Gesang der Rosen
und sagte: »André, hoffentlich bringst du mich nicht in Teufels Küche …« Er stockte, bekreuzigte sich und fuhr fort: »Das muß ein absolutes Geheimnis zwischen uns beiden bleiben, ich beschwöre dich …«
»Sie können sich auf mich verlassen, ich schwöre es, Hochwürden.«
»Du bist mir auch verantwortlich, daß kein Blatt beschädigt wird. Hüte mir jedes wie deine Augäpfel!«
»Ich schwöre es Ihnen, Hochwürden.«
»Ich erschlage dich sonst«, stieß der Abbé ganz unpriesterlich hervor.
»Sie werden dazu nicht den geringsten Anlaß haben, Hochwürden.
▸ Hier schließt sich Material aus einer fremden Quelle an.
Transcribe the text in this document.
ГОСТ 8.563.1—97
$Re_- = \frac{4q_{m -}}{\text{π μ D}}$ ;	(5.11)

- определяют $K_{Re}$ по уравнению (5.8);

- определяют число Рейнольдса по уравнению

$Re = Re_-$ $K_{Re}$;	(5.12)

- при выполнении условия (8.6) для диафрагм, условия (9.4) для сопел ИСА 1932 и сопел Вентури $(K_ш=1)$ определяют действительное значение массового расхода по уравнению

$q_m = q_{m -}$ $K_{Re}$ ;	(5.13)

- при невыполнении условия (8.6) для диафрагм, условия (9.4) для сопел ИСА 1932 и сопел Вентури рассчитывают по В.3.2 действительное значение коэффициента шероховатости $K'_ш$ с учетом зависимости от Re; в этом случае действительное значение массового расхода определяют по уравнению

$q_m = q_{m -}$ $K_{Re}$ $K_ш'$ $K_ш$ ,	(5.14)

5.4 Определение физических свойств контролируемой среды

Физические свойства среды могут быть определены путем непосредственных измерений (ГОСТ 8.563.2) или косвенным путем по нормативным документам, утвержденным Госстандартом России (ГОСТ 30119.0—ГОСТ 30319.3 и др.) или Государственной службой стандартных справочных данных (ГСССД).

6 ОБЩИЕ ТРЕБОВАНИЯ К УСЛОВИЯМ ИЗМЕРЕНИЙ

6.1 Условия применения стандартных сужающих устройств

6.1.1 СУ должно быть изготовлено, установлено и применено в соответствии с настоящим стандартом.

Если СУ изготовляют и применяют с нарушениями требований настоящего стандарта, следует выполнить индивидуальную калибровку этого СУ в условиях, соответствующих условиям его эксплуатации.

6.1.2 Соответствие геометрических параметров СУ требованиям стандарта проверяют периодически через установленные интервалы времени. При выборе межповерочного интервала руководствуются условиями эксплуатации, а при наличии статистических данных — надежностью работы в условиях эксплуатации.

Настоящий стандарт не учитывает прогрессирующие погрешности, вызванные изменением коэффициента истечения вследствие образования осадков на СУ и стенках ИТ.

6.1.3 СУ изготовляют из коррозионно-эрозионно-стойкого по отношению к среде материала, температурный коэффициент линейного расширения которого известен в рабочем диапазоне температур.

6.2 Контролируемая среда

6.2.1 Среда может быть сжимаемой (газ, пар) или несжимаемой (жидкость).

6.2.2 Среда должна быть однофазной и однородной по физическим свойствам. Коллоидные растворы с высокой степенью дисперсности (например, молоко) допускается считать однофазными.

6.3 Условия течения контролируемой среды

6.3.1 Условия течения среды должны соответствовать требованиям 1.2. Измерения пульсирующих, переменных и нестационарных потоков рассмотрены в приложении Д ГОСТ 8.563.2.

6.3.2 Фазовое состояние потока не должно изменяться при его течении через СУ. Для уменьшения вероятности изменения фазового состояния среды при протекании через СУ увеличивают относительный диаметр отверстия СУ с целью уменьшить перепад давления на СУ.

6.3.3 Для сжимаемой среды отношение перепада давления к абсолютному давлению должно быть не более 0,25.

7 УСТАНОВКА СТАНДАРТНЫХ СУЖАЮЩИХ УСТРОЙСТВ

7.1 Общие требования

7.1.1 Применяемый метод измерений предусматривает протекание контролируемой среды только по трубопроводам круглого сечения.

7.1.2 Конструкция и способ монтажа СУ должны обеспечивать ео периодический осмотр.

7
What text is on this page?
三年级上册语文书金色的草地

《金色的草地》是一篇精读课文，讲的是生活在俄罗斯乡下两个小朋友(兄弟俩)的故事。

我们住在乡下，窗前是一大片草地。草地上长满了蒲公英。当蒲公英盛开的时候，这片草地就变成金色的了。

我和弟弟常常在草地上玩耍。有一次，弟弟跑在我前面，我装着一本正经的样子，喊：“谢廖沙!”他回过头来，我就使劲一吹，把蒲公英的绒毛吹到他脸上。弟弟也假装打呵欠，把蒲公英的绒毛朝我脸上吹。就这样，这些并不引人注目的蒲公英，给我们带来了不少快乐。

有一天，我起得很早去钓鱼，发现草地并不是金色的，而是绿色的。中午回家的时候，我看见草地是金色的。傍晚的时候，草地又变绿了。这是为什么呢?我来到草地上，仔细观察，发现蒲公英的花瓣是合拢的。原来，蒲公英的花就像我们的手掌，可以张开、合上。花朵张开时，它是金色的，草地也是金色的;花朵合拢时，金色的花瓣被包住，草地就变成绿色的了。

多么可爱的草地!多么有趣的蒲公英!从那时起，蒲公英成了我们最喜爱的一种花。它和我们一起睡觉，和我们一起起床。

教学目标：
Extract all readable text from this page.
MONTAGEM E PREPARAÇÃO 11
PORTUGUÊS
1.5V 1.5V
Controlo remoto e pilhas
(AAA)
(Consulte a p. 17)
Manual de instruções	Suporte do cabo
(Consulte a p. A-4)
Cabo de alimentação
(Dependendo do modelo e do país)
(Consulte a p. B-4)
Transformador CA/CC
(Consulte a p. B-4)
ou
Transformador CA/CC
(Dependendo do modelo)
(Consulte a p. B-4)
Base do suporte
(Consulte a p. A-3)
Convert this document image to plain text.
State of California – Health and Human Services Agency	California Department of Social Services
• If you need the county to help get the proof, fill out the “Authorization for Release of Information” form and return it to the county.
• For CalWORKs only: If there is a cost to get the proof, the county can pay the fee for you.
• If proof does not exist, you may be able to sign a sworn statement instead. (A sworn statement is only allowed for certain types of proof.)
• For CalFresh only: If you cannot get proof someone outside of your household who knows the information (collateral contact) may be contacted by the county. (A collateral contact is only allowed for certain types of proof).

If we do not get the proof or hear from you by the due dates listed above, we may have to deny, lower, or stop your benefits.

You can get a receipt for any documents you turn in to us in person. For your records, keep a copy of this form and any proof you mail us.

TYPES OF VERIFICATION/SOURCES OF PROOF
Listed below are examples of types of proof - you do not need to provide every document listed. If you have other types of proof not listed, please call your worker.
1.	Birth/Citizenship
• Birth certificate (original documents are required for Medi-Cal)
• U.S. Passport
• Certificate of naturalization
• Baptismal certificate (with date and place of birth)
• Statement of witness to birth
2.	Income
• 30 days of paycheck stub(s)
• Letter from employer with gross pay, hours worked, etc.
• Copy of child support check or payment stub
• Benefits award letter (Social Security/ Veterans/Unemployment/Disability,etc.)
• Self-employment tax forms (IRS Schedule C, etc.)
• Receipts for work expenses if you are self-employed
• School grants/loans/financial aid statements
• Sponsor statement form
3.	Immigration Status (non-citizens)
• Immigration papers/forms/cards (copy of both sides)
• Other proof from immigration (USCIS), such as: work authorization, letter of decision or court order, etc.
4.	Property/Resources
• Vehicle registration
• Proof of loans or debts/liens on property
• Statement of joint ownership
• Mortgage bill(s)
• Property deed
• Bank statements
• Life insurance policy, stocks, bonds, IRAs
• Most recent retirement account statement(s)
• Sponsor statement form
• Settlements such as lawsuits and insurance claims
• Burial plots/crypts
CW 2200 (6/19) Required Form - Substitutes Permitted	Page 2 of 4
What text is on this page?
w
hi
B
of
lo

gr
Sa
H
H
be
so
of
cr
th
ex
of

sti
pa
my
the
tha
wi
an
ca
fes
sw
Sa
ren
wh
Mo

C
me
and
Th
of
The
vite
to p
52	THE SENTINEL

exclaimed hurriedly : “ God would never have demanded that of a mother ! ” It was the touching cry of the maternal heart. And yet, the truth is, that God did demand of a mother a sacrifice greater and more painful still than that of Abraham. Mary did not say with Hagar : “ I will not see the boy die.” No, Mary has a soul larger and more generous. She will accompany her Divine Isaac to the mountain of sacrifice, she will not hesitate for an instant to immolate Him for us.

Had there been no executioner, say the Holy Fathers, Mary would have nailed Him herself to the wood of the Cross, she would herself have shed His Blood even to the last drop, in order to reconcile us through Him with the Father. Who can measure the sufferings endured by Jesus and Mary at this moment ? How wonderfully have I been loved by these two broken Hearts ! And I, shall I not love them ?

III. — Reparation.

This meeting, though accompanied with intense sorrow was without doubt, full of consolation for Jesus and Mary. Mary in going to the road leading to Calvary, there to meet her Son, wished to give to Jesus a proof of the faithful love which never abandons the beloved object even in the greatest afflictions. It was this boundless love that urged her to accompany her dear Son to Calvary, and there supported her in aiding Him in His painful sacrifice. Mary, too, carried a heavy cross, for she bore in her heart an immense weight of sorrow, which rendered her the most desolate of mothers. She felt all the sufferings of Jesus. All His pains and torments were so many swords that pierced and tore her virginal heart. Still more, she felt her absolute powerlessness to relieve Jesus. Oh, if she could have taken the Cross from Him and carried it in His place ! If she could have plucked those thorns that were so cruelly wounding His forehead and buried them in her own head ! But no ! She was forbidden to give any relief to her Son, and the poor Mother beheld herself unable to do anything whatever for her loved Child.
Mir sind doch diese Lieder heiliger als Ihnen.«
Damit wäre André in seinem Übereifer und seiner glühenden Verehrung für die Troubadoure beinahe übers Ziel hinausgeschossen, denn der Abbé sagte prompt: »Moment, übertreibe nicht. Es geht einzig und allein um die Form, wie du selbst sagtest. Vergiß das nicht. Der Inhalt ist mit ganz anderen Augen zu sehen.«
»Er interessiert mich keineswegs, Hochwürden.«
»Gut, dann komm morgen um die gleiche Zeit wieder zu mir und hol dir die Originale. Bis dahin werde ich sie dir zurechtgelegt haben.«
Und so geschah es. Vierundzwanzig Stunden später nahm André aus den Händen des Abbé eine schmale Mappe in Empfang, wobei er erschauerte.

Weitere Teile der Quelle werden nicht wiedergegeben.